Sebagai pengendara motor yang hampir setiap hari melewati Ringroad Jogja, saya harus akui bahwa penutupan beberapa U-turn di jalan ini membuat saya cukup bingung dan frustrasi. Rasanya seperti jalur yang tadinya sudah familiar, kini berubah menjadi labirin tak berujung. Bukannya mempercepat perjalanan, malah sebaliknya—saya jadi harus memutar lebih jauh hanya untuk sampai ke tujuan.
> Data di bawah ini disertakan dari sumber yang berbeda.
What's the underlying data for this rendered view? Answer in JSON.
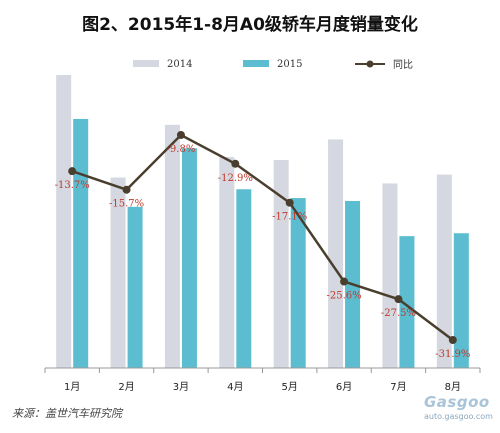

Salah satu pengalaman paling mencolok adalah ketika saya ingin menuju Universitas Muhammadiyah Yogyakarta (UMY). Dari arah pertigaan Gamping, biasanya saya bisa menyebrang jalur cepat kemudian memutar di U-turn langsung menuju gerbang utama UMY. Namun, kini dengan penutupan U-turn di depan kampus, saya terpaksa harus memutar jauh melalui Unires Putra. Memang masih bisa lewat gerbang utama, tapi hanya jika saya rela melanjutkan perjalanan sampai U-turn yang terletak dekat perempatan Kasihan. Bayangkan, jalur yang seharusnya lebih cepat jadi makin panjang, sementara bensin juga semakin terkuras.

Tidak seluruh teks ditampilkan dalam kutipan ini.